2.3

1.6K 328 32
                                    

"Appa, kenapa paman pulangnya lama sekali? Kalau appa yang bekerja, biasanya malam sudah pulang."

Minhyun menolehkan kepalanya ke arah Jinyoung yang tengah menggambar, bocah laki-laki itu duduk manis sembari memegang pensil warnyanya di atas meja makan. Ia tersenyum mendengar pertanyaan anak semata wayangnya ini. Meskipun tidak menujukkan hubungan yang sangat baik dengan Hyunbin, tetap saja Jinyoung menyanyanginya. Mencarinya kalau tidak ada, merindukan kehadirannya meski hanya pergi sebentar.

Ia pun meninggalkan sejenak kegiatan mencuci piringnya. Taedong dan Donghan baru saja pulang setelah makan malam yang dibuatnya. Jam dinding sudah menunjuk pada angka sembilan, langit juga sudah begitu gelap, tetapi Jinyoung sepertinya belum tertarik untuk bergelung dalam selimut yang hangat dalam waktu dekat.

"Rindu dengan Paman Hyunbin, hmm?" Minhyun mendudukan dirinya disebelah putranya, mengelus pelan rambut hitam yang baru ia cuci sore ini—Jinyoung masih minta dimandikan olehnya.

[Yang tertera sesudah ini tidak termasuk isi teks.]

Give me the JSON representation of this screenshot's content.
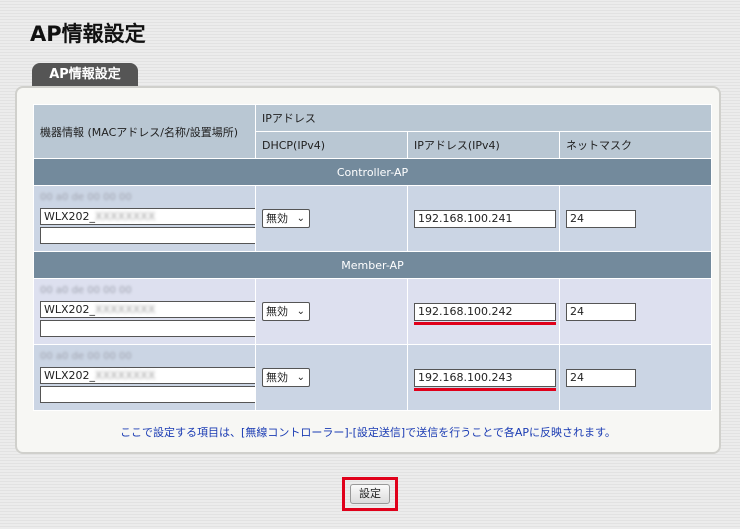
{
  "page_title": "AP情報設定",
  "tab_label": "AP情報設定",
  "headers": {
    "device_info": "機器情報 (MACアドレス/名称/設置場所)",
    "ip_group": "IPアドレス",
    "dhcp": "DHCP(IPv4)",
    "ip": "IPアドレス(IPv4)",
    "netmask": "ネットマスク"
  },
  "sections": {
    "controller": "Controller-AP",
    "member": "Member-AP"
  },
  "rows": [
    {
      "mac": "00 a0 de 00 00 00",
      "name_prefix": "WLX202_",
      "name_blur": "XXXXXXXX",
      "location": "",
      "dhcp": "無効",
      "ip": "192.168.100.241",
      "mask": "24"
    },
    {
      "mac": "00 a0 de 00 00 00",
      "name_prefix": "WLX202_",
      "name_blur": "XXXXXXXX",
      "location": "",
      "dhcp": "無効",
      "ip": "192.168.100.242",
      "mask": "24"
    },
    {
      "mac": "00 a0 de 00 00 00",
      "name_prefix": "WLX202_",
      "name_blur": "XXXXXXXX",
      "location": "",
      "dhcp": "無効",
      "ip": "192.168.100.243",
      "mask": "24"
    }
  ],
  "note": "ここで設定する項目は、[無線コントローラー]-[設定送信]で送信を行うことで各APに反映されます。",
  "submit_label": "設定",
  "colors": {
    "highlight": "#e0001a",
    "section_bg": "#738a9c",
    "header_bg": "#b9c7d3",
    "note": "#1a3bb3"
  }
}
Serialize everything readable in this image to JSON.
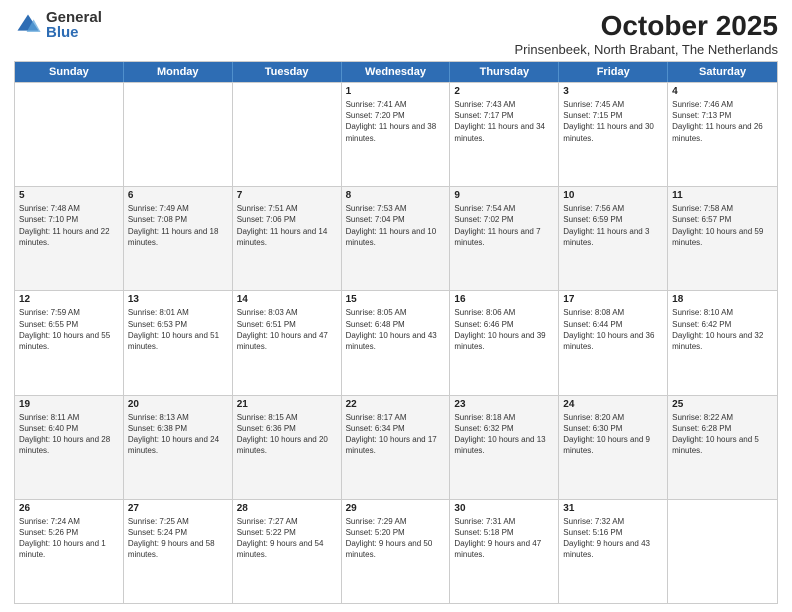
{
  "logo": {
    "general": "General",
    "blue": "Blue"
  },
  "title": "October 2025",
  "subtitle": "Prinsenbeek, North Brabant, The Netherlands",
  "days": [
    "Sunday",
    "Monday",
    "Tuesday",
    "Wednesday",
    "Thursday",
    "Friday",
    "Saturday"
  ],
  "weeks": [
    [
      {
        "day": "",
        "sunrise": "",
        "sunset": "",
        "daylight": ""
      },
      {
        "day": "",
        "sunrise": "",
        "sunset": "",
        "daylight": ""
      },
      {
        "day": "",
        "sunrise": "",
        "sunset": "",
        "daylight": ""
      },
      {
        "day": "1",
        "sunrise": "Sunrise: 7:41 AM",
        "sunset": "Sunset: 7:20 PM",
        "daylight": "Daylight: 11 hours and 38 minutes."
      },
      {
        "day": "2",
        "sunrise": "Sunrise: 7:43 AM",
        "sunset": "Sunset: 7:17 PM",
        "daylight": "Daylight: 11 hours and 34 minutes."
      },
      {
        "day": "3",
        "sunrise": "Sunrise: 7:45 AM",
        "sunset": "Sunset: 7:15 PM",
        "daylight": "Daylight: 11 hours and 30 minutes."
      },
      {
        "day": "4",
        "sunrise": "Sunrise: 7:46 AM",
        "sunset": "Sunset: 7:13 PM",
        "daylight": "Daylight: 11 hours and 26 minutes."
      }
    ],
    [
      {
        "day": "5",
        "sunrise": "Sunrise: 7:48 AM",
        "sunset": "Sunset: 7:10 PM",
        "daylight": "Daylight: 11 hours and 22 minutes."
      },
      {
        "day": "6",
        "sunrise": "Sunrise: 7:49 AM",
        "sunset": "Sunset: 7:08 PM",
        "daylight": "Daylight: 11 hours and 18 minutes."
      },
      {
        "day": "7",
        "sunrise": "Sunrise: 7:51 AM",
        "sunset": "Sunset: 7:06 PM",
        "daylight": "Daylight: 11 hours and 14 minutes."
      },
      {
        "day": "8",
        "sunrise": "Sunrise: 7:53 AM",
        "sunset": "Sunset: 7:04 PM",
        "daylight": "Daylight: 11 hours and 10 minutes."
      },
      {
        "day": "9",
        "sunrise": "Sunrise: 7:54 AM",
        "sunset": "Sunset: 7:02 PM",
        "daylight": "Daylight: 11 hours and 7 minutes."
      },
      {
        "day": "10",
        "sunrise": "Sunrise: 7:56 AM",
        "sunset": "Sunset: 6:59 PM",
        "daylight": "Daylight: 11 hours and 3 minutes."
      },
      {
        "day": "11",
        "sunrise": "Sunrise: 7:58 AM",
        "sunset": "Sunset: 6:57 PM",
        "daylight": "Daylight: 10 hours and 59 minutes."
      }
    ],
    [
      {
        "day": "12",
        "sunrise": "Sunrise: 7:59 AM",
        "sunset": "Sunset: 6:55 PM",
        "daylight": "Daylight: 10 hours and 55 minutes."
      },
      {
        "day": "13",
        "sunrise": "Sunrise: 8:01 AM",
        "sunset": "Sunset: 6:53 PM",
        "daylight": "Daylight: 10 hours and 51 minutes."
      },
      {
        "day": "14",
        "sunrise": "Sunrise: 8:03 AM",
        "sunset": "Sunset: 6:51 PM",
        "daylight": "Daylight: 10 hours and 47 minutes."
      },
      {
        "day": "15",
        "sunrise": "Sunrise: 8:05 AM",
        "sunset": "Sunset: 6:48 PM",
        "daylight": "Daylight: 10 hours and 43 minutes."
      },
      {
        "day": "16",
        "sunrise": "Sunrise: 8:06 AM",
        "sunset": "Sunset: 6:46 PM",
        "daylight": "Daylight: 10 hours and 39 minutes."
      },
      {
        "day": "17",
        "sunrise": "Sunrise: 8:08 AM",
        "sunset": "Sunset: 6:44 PM",
        "daylight": "Daylight: 10 hours and 36 minutes."
      },
      {
        "day": "18",
        "sunrise": "Sunrise: 8:10 AM",
        "sunset": "Sunset: 6:42 PM",
        "daylight": "Daylight: 10 hours and 32 minutes."
      }
    ],
    [
      {
        "day": "19",
        "sunrise": "Sunrise: 8:11 AM",
        "sunset": "Sunset: 6:40 PM",
        "daylight": "Daylight: 10 hours and 28 minutes."
      },
      {
        "day": "20",
        "sunrise": "Sunrise: 8:13 AM",
        "sunset": "Sunset: 6:38 PM",
        "daylight": "Daylight: 10 hours and 24 minutes."
      },
      {
        "day": "21",
        "sunrise": "Sunrise: 8:15 AM",
        "sunset": "Sunset: 6:36 PM",
        "daylight": "Daylight: 10 hours and 20 minutes."
      },
      {
        "day": "22",
        "sunrise": "Sunrise: 8:17 AM",
        "sunset": "Sunset: 6:34 PM",
        "daylight": "Daylight: 10 hours and 17 minutes."
      },
      {
        "day": "23",
        "sunrise": "Sunrise: 8:18 AM",
        "sunset": "Sunset: 6:32 PM",
        "daylight": "Daylight: 10 hours and 13 minutes."
      },
      {
        "day": "24",
        "sunrise": "Sunrise: 8:20 AM",
        "sunset": "Sunset: 6:30 PM",
        "daylight": "Daylight: 10 hours and 9 minutes."
      },
      {
        "day": "25",
        "sunrise": "Sunrise: 8:22 AM",
        "sunset": "Sunset: 6:28 PM",
        "daylight": "Daylight: 10 hours and 5 minutes."
      }
    ],
    [
      {
        "day": "26",
        "sunrise": "Sunrise: 7:24 AM",
        "sunset": "Sunset: 5:26 PM",
        "daylight": "Daylight: 10 hours and 1 minute."
      },
      {
        "day": "27",
        "sunrise": "Sunrise: 7:25 AM",
        "sunset": "Sunset: 5:24 PM",
        "daylight": "Daylight: 9 hours and 58 minutes."
      },
      {
        "day": "28",
        "sunrise": "Sunrise: 7:27 AM",
        "sunset": "Sunset: 5:22 PM",
        "daylight": "Daylight: 9 hours and 54 minutes."
      },
      {
        "day": "29",
        "sunrise": "Sunrise: 7:29 AM",
        "sunset": "Sunset: 5:20 PM",
        "daylight": "Daylight: 9 hours and 50 minutes."
      },
      {
        "day": "30",
        "sunrise": "Sunrise: 7:31 AM",
        "sunset": "Sunset: 5:18 PM",
        "daylight": "Daylight: 9 hours and 47 minutes."
      },
      {
        "day": "31",
        "sunrise": "Sunrise: 7:32 AM",
        "sunset": "Sunset: 5:16 PM",
        "daylight": "Daylight: 9 hours and 43 minutes."
      },
      {
        "day": "",
        "sunrise": "",
        "sunset": "",
        "daylight": ""
      }
    ]
  ]
}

"Tidak, siapa juga yang rindu dengannya." Jinyoung mencebik lalu memalingkan wajahnya ke sebelah. Minhyun pun terkikik melihat perlakuan anaknya yang masih gengsi dengan calon suaminya itu.

"Baiklah, baiklah. Kau tidak rindu tapi hanya kangen. Benar, kan?"

"Appa!"

TING

Bel rumah mereka berbunyi. Minhyun menatap ke arah pintu, siapa yang ingin bertamu selarut ini? Ia pun bangun dari duduknya dan berniat untuk mengeceknya. Pertama ia mengintip dahulu melalui lubang kecil di tengah pintu. Namun, pemandangan yang ia dapatkan cukup mengejutkan. Seorang wanita yang mengendong seorang anak. Ada keperluan apa seorang ibu dengan anak bertamu ke apartemen Hyunbin?

"Ada perlu apa ya?" Minhyun langsung bertanya begitu ia membuka pintu. Dihadapannya terpampang wajah seorang wanita cantik—yang menurutnya bukan orang Korea—sedang berdiam di tempat sembari menggendong seorang bayi.

"Apa ini benar rumah Tuan Kwon Hyunbin?" Suara lembut dengan aksen Korea yang sedikit dipaksakan keluar dari mulut wanita ini. Benar, sepertinya memang bukan orang Korea.

Minhyun mengangguk. "Benar, ada apa?"

"Aku ingin bicara dengannya. Apa Tuan Kwon ada di rumah?"

"Ia sedang bekerja dan baru pulang besok sore..." Wajah wanita itu menunjukkan keterkejutan, sepertinya ia tidak senang mendengar jawaban yang ia dapat dari Minhyun. "Aku bisa menyampaikannya kalau kau mau." Minhyun melihat wanita itu tersenyum senang begitu ia melanjutkan kalimatnya.

"Masuklah dulu."

Minhyun mempersilahkan wanita itu masuk dan menyuruhnya duduk sementara ia ke belakang lalu menyiapkan segelas teh hangat. Saat ia kembali, wanita itu tersenyum dan mengucapkan terima kasih begitu Minhyun menyerahkan teh padanya.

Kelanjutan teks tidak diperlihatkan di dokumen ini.